Georgia Institute of Technology
Real-Time Streaming String-Matching
Abstract: One of the most fundamental processes in computing is finding all instances of a pattern P, of length m, in an unpreprocessed text T, of length n. A number of algorithms have been published, including methods that work in real time (i.e., constant time per symbol), with constant additional space and without random access, and even on a finite automaton with one head reading T and 5 heads reading P.
A key area of application is in inspecting messages as they “stream by,” perhaps through a switch in the Internet. Under this streaming model neither the pattern nor parts of the text are stored and only small amount of space is available. Simple information theoretic arguments imply that no deterministic algorithm is possible in the streaming model and one can only hope for a randomized algorithm which makes errors with small probability. The algorithms mentioned above are not streaming since they store the pattern.
In 2009 Porat and Porat described a surprising result: a randomized O(n log m) streaming algorithm that uses O(log m) space. Each space unit is a register of O(log n) bits. The pattern is first preprocessed and certain information is computed and stored in O(log m) space. Porat and Porat do not give a streaming algorithm for the preprocessing and it is not clear whether such an algorithm is possible for their preprocessing. In addition their randomized algorithm may have two sided errors with small probability; it may miss occurrences of the pattern as well as report occurrences that do not occur.
We design two algorithms for the problem. The first one, like Porat and Porat, is an O(n log m) time streaming randomized algorithms using O(log m) space. The preprocessing of our algorithm is a trivial real-time streaming algorithm. Our algorithm allows with small probability only one sided (false positive) errors, which are unavoidable. In particular, it never misses an occurrence. We then modify this algorithm to obtain a real-time O(log m) space streaming algorithm that uses a real time streaming preprocessing and allows only one sided errors.

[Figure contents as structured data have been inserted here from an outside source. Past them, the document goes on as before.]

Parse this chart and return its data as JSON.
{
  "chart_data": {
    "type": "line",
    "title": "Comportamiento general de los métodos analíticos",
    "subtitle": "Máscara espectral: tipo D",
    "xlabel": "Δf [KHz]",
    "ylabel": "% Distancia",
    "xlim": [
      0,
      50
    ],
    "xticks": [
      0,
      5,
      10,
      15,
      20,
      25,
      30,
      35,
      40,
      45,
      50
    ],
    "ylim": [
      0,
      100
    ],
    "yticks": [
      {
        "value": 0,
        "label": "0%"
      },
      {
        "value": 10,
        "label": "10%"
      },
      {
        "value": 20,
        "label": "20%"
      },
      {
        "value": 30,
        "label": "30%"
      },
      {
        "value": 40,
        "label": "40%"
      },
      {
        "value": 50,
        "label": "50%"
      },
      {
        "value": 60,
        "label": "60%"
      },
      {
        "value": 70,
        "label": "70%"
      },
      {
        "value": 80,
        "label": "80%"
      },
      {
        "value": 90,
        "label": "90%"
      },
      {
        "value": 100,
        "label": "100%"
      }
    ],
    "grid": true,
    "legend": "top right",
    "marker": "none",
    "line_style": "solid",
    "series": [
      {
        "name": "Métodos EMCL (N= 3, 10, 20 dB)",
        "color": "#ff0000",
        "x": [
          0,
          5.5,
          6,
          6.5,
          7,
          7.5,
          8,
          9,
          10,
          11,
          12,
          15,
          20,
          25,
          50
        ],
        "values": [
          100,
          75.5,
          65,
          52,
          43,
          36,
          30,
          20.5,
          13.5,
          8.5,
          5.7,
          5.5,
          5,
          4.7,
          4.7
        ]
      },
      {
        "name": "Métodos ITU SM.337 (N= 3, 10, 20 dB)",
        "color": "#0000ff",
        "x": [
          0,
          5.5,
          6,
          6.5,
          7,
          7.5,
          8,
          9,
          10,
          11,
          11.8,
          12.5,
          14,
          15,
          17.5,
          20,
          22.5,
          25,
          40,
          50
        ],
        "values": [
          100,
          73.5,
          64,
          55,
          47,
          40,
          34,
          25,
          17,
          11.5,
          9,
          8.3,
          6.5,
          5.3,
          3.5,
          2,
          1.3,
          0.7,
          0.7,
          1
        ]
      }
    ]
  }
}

Porat and Porat used their algorithm as a black box to obtain streaming algorithms for the 1-mismatch and k-mismatch string matching problem. Using our algorithm we shave an O(log m) factor (an order of magnitude) from their time bounds.

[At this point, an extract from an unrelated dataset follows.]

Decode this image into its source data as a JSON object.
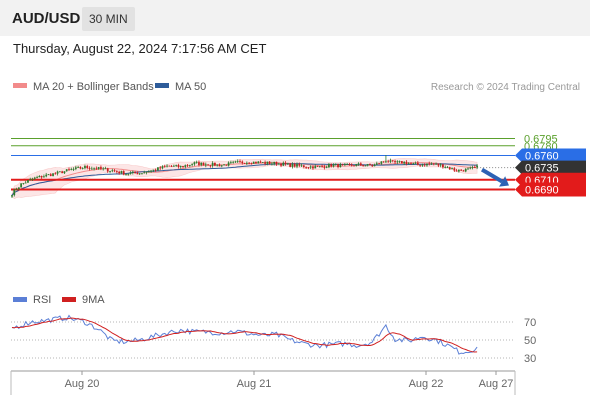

This work is joint with Danny Breslauer.
Biography: Zvi Galil was born in Tel-Aviv, Israel. He earned his BS and MS degrees in Applied Mathematics from Tel Aviv University, both summa cum laude. He then obtained a PhD in Computer Science from Cornell University. After a post-doctorate in IBM's Thomas J. Watson research center, he returned to Israel and joined the faculty of Tel-Aviv University. He served as the chair of the Computer Science department in 1979-1982. In 1982 he joined the faculty of Columbia University. He served as the chair of the Computer Science Department in 1989-1994 and as dean of The Fu Foundation School of Engineering & Applied Science in 1995-2007.

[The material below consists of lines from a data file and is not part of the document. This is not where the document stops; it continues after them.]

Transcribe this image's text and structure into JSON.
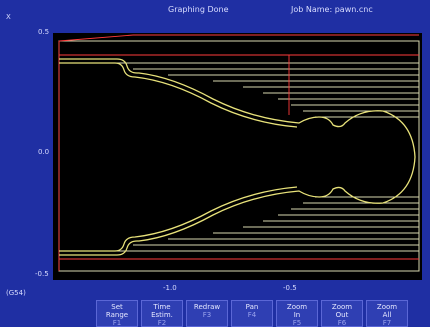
{
  "header": {
    "status": "Graphing Done",
    "job": "Job Name: pawn.cnc",
    "axis_letter": "X"
  },
  "y_ticks": [
    "0.5",
    "0.0",
    "-0.5"
  ],
  "x_ticks": [
    "-1.0",
    "-0.5"
  ],
  "work_offset": "(G54)",
  "fkeys": [
    {
      "line1": "Set",
      "line2": "Range",
      "fn": "F1"
    },
    {
      "line1": "Time",
      "line2": "Estim.",
      "fn": "F2"
    },
    {
      "line1": "Redraw",
      "line2": "",
      "fn": "F3"
    },
    {
      "line1": "Pan",
      "line2": "",
      "fn": "F4"
    },
    {
      "line1": "Zoom",
      "line2": "In",
      "fn": "F5"
    },
    {
      "line1": "Zoom",
      "line2": "Out",
      "fn": "F6"
    },
    {
      "line1": "Zoom",
      "line2": "All",
      "fn": "F7"
    }
  ],
  "colors": {
    "background": "#1f2fa3",
    "plot_background": "#000000",
    "part_outline": "#e8e27a",
    "toolpath": "#ff3b3b",
    "cut_lines": "#d9d9b0"
  }
}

Galil was appointed Julian Clarence Levi Professor of Mathematical Methods and Computer Science in 1987, and Morris and Alma A. Schapiro Dean of Engineering in 1995. In 2007 Galil returned to Tel Aviv University and served as president. In July 2010 he became The John P. Imlay, Jr. Dean of Computing at Georgia Tech.
Galil's research areas have been the design and analysis of algorithms, complexity, cryptography and experimental design. In 1983-1987 he served as chairman of ACM SIGACT, the Special Interest Group of Algorithms and Computation Theory.